In mild cognitive impairment and Alzheimer’s disease, tau protein levels in the spinal fluid rise as neurons die, while beta-amyloid levels fall because the pathological form of the protein is insoluble and remains in the brain.
Like all present biological and psychological tests, these are imperfect, as many people with plenty of tangles and plaques never develop symptoms of Alzheimer’s disease.
Other promising test substances are homocysteine, an amino acid (protein constituent); substances called isoprostanes, which may be markers of the damage done by oxygen free radicals, destructive products of metabolic activity; and C-reactive protein, a sign of inflammation. Researchers are working on ways to detect small changes in the levels of these substances and others in the blood and spinal fluid. Perhaps the results will produce a formula that predicts Alzheimer’s disease more accurately and at an earlier stage than anything available now.
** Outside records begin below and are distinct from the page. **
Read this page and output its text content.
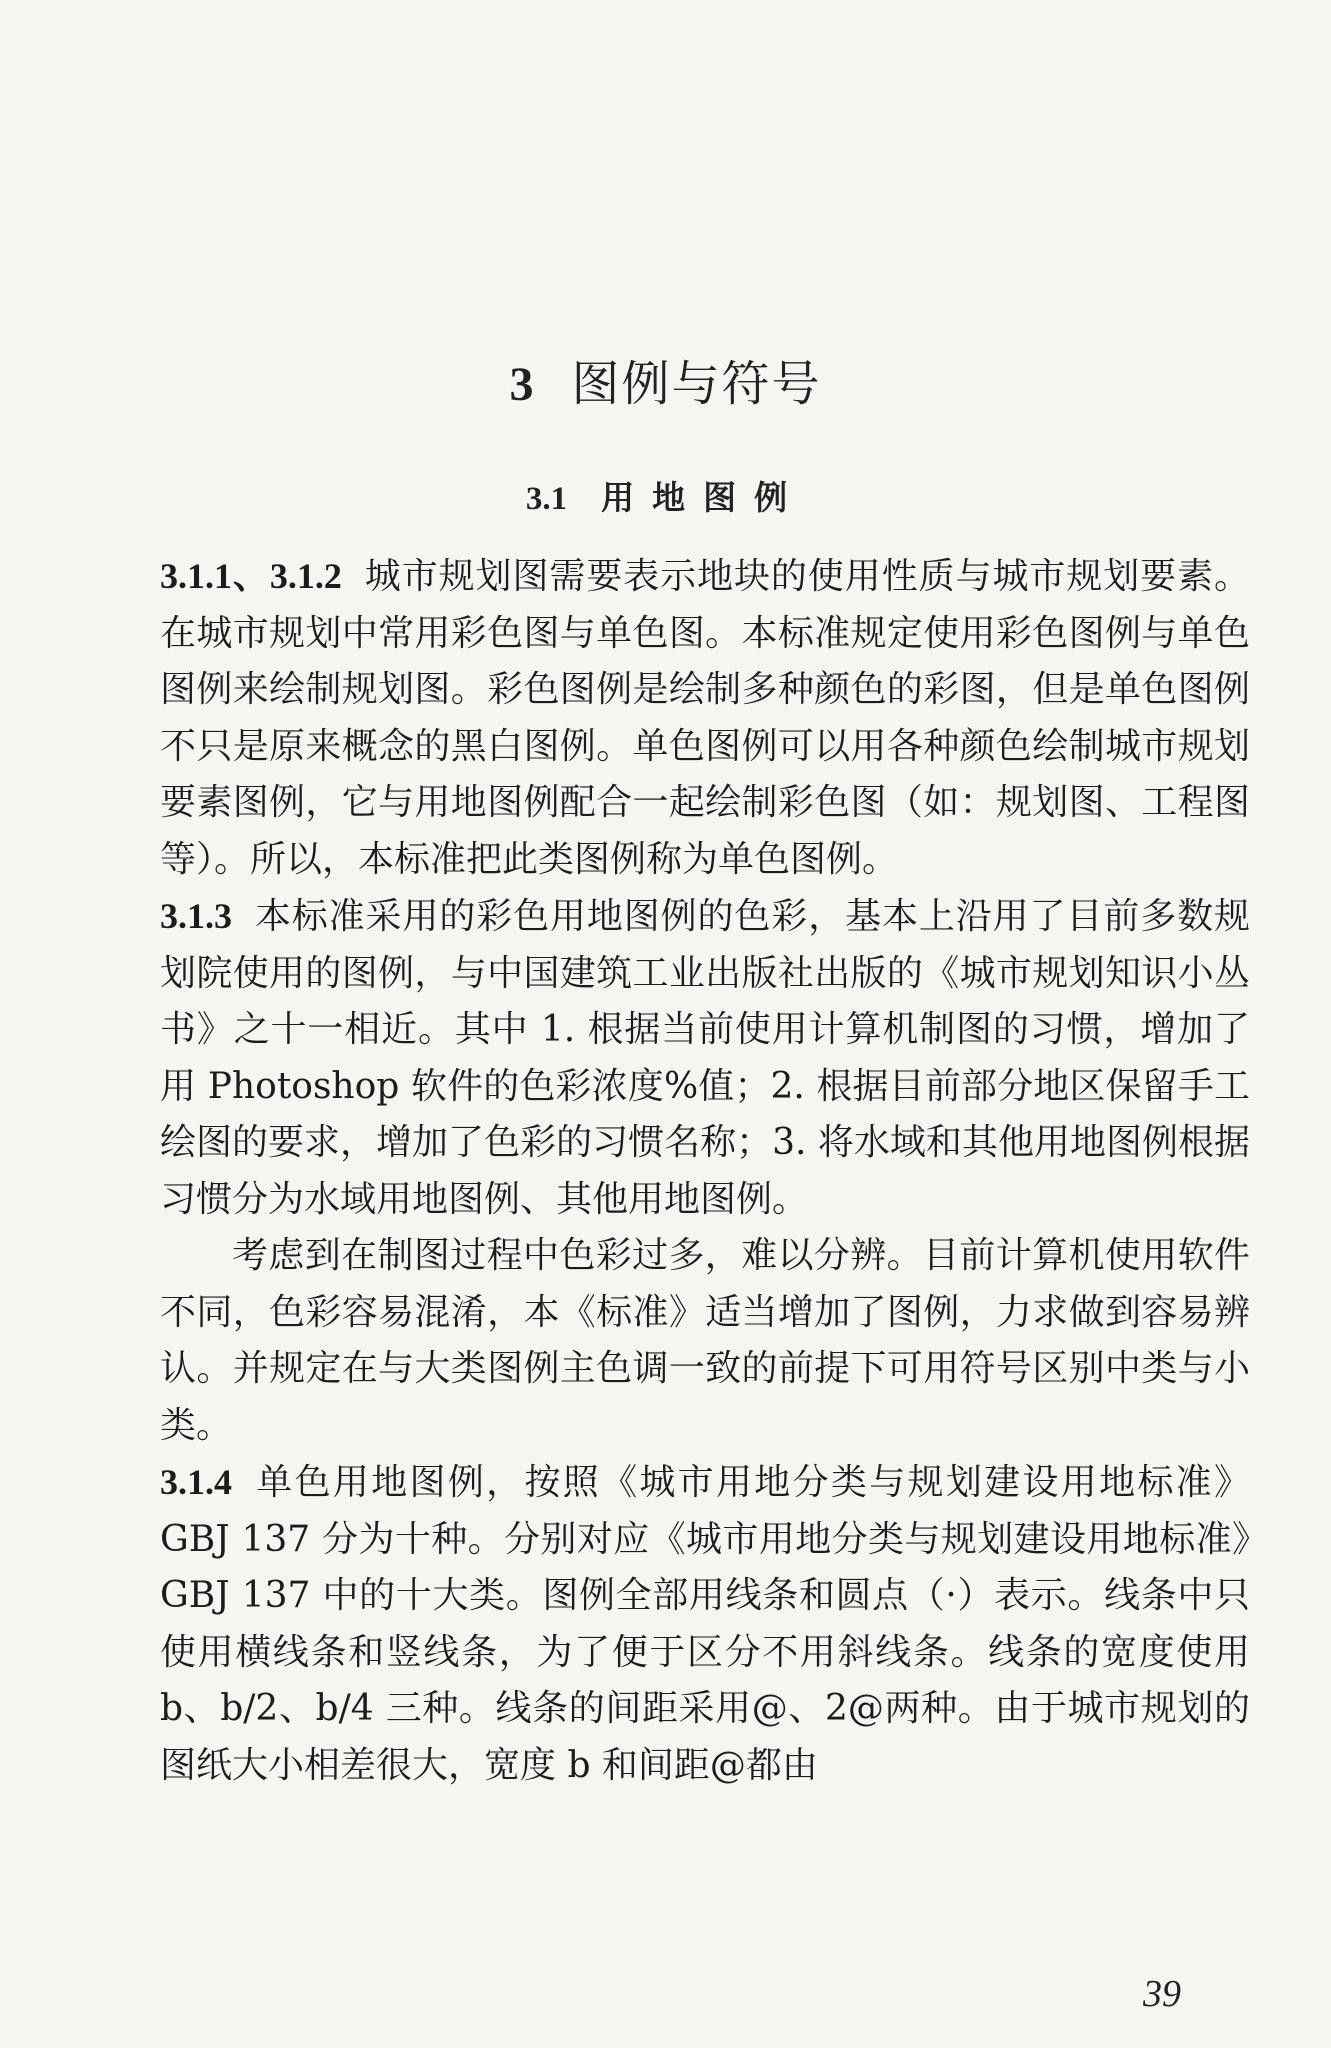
3 图例与符号
3.1 用地图例

3.1.1、3.1.2 城市规划图需要表示地块的使用性质与城市规划要素。在城市规划中常用彩色图与单色图。本标准规定使用彩色图例与单色图例来绘制规划图。彩色图例是绘制多种颜色的彩图，但是单色图例不只是原来概念的黑白图例。单色图例可以用各种颜色绘制城市规划要素图例，它与用地图例配合一起绘制彩色图（如：规划图、工程图等）。所以，本标准把此类图例称为单色图例。

3.1.3 本标准采用的彩色用地图例的色彩，基本上沿用了目前多数规划院使用的图例，与中国建筑工业出版社出版的《城市规划知识小丛书》之十一相近。其中 1. 根据当前使用计算机制图的习惯，增加了用 Photoshop 软件的色彩浓度%值；2. 根据目前部分地区保留手工绘图的要求，增加了色彩的习惯名称；3. 将水域和其他用地图例根据习惯分为水域用地图例、其他用地图例。

考虑到在制图过程中色彩过多，难以分辨。目前计算机使用软件不同，色彩容易混淆，本《标准》适当增加了图例，力求做到容易辨认。并规定在与大类图例主色调一致的前提下可用符号区别中类与小类。

3.1.4 单色用地图例，按照《城市用地分类与规划建设用地标准》GBJ 137 分为十种。分别对应《城市用地分类与规划建设用地标准》GBJ 137 中的十大类。图例全部用线条和圆点（·）表示。线条中只使用横线条和竖线条，为了便于区分不用斜线条。线条的宽度使用 b、b/2、b/4 三种。线条的间距采用@、2@两种。由于城市规划的图纸大小相差很大，宽度 b 和间距@都由

39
The chief known genetic risk factor for the most common form of Alzheimer’s disease is the E4 variant of the gene that codes for the manufacture of apolipoprotein (APO) E. In the United States, about 80% of people with Alzheimer’s inherit a copy of this gene from at least one parent (though not all who carry the gene develop Alzheimer’s).
Another genetic variant has also been discovered that is associated with Alzheimer’s, but only if it is inherited from both parents. This gene codes for the protein ubiquitin, which, like apolipoprotein E, is involved in the circulation and metabolism of cholesterol. One study suggests that a group of cholesterol-related gene variants, taken together, is also associated with susceptibility to Alzheimer’s disease.
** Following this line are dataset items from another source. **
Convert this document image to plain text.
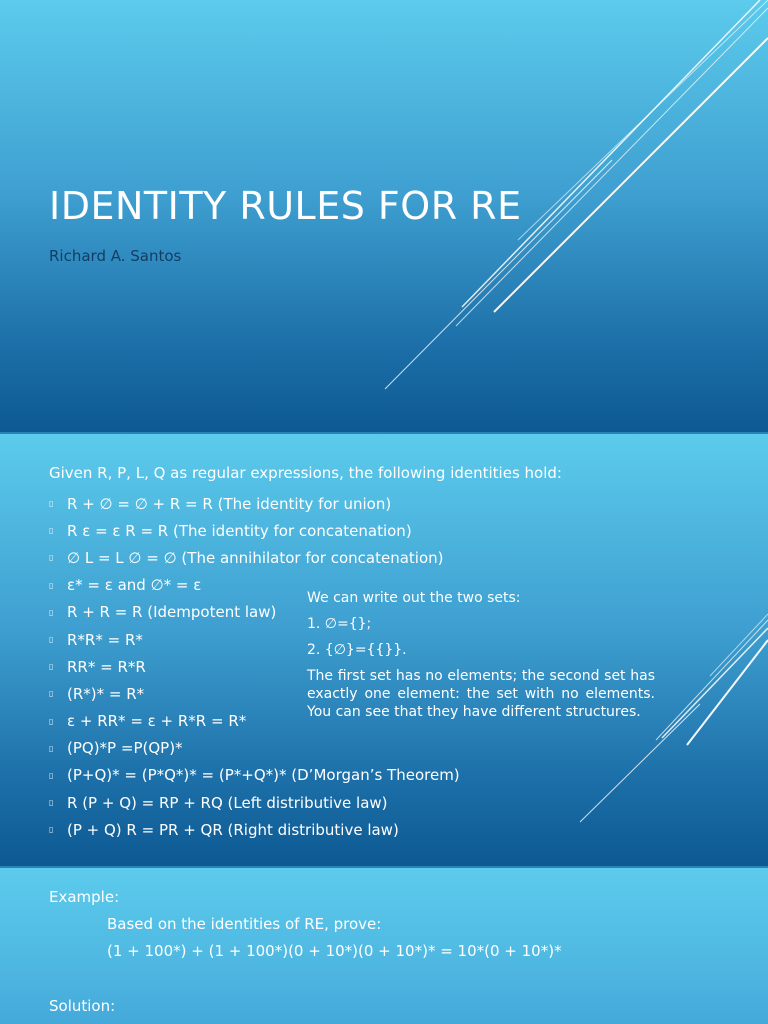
IDENTITY RULES FOR RE
Richard A. Santos
Given R, P, L, Q as regular expressions, the following identities hold:
▯ R + ∅ = ∅ + R = R (The identity for union)
▯ R ε = ε R = R (The identity for concatenation)
▯ ∅ L = L ∅ = ∅ (The annihilator for concatenation)
▯ ε* = ε and ∅* = ε
▯ R + R = R (Idempotent law)
▯ R*R* = R*
▯ RR* = R*R
▯ (R*)* = R*
▯ ε + RR* = ε + R*R = R*
▯ (PQ)*P =P(QP)*
▯ (P+Q)* = (P*Q*)* = (P*+Q*)* (D’Morgan’s Theorem)
▯ R (P + Q) = RP + RQ (Left distributive law)
▯ (P + Q) R = PR + QR (Right distributive law)
We can write out the two sets:
1. ∅={};
2. {∅}={{}}.
The first set has no elements; the second set has exactly one element: the set with no elements. You can see that they have different structures.
Example:
Based on the identities of RE, prove:
(1 + 100*) + (1 + 100*)(0 + 10*)(0 + 10*)* = 10*(0 + 10*)*
Solution:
In recognition of all these developments and in hopes of further progress, the National Institute on Aging is now sponsoring a five-year study called the Alzheimer’s Disease Neuroimaging Initiative.
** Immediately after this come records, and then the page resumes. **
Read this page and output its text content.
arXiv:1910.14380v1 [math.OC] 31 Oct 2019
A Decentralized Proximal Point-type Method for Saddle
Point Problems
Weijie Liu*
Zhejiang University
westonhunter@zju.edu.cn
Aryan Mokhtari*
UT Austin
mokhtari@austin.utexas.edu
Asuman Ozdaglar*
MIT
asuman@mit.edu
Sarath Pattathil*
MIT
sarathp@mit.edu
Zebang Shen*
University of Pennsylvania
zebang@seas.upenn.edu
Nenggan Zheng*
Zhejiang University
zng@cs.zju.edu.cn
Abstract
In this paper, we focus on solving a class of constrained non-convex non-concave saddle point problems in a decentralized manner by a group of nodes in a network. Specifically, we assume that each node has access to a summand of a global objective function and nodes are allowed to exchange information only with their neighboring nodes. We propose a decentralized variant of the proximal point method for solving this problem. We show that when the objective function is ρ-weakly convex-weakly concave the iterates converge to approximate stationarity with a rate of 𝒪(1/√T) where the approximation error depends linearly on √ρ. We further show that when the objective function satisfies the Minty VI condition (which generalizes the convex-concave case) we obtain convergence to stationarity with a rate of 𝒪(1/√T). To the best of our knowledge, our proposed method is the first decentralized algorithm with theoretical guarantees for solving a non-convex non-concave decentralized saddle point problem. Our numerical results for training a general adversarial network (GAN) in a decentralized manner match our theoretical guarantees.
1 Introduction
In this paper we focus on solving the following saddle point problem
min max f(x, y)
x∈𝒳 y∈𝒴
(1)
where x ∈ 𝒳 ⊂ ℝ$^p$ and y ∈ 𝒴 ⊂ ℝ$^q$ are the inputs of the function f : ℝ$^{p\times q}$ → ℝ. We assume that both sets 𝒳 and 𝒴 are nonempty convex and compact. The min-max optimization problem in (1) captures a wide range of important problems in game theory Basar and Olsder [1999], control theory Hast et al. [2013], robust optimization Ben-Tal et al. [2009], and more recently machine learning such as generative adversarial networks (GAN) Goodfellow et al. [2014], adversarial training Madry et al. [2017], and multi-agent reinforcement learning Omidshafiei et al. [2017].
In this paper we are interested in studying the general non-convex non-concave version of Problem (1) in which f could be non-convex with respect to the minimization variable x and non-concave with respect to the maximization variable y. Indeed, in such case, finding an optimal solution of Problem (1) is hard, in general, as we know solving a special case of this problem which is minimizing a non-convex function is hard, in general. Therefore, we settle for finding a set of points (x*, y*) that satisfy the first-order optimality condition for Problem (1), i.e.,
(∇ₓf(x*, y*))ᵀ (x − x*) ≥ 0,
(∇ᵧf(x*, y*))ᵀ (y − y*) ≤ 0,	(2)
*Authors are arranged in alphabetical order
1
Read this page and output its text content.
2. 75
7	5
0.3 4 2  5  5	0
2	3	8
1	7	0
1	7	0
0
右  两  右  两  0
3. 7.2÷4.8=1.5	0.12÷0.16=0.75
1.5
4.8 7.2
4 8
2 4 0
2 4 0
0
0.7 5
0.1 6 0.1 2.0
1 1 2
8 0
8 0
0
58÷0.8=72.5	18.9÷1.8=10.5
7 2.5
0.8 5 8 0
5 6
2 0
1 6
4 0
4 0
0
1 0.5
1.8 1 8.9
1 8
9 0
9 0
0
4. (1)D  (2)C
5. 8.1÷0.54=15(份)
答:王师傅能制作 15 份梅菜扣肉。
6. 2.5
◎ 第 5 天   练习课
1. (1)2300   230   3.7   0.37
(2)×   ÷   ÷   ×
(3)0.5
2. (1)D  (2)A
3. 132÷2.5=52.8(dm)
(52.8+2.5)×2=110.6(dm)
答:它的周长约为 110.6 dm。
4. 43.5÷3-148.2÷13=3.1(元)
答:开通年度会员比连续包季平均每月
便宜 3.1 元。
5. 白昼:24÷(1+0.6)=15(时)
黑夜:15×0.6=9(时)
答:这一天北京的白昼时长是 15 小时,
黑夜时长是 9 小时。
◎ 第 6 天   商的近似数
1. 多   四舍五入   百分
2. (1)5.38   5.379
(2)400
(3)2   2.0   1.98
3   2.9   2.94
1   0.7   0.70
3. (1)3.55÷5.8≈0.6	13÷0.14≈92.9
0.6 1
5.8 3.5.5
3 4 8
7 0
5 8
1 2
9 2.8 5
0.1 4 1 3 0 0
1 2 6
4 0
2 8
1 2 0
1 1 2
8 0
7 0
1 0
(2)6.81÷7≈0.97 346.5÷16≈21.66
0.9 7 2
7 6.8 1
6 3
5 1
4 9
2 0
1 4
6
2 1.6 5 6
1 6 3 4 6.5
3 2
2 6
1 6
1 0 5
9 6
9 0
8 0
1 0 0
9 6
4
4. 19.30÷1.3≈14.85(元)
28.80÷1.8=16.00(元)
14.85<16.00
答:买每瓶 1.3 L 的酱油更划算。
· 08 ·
The study, which began in the spring of 2005, will recruit hundreds of participants with Alzheimer’s disease or mild cognitive impairment, along with healthy controls.
Its aim is to track structural and functional brain imaging results, genetic and other biological markers, neuropsychological tests, and clinical symptoms in order to chart and correlate all these aspects of the transition from brain health to dementia. It should provide a large body of knowledge for use in early-stage prevention and treatment.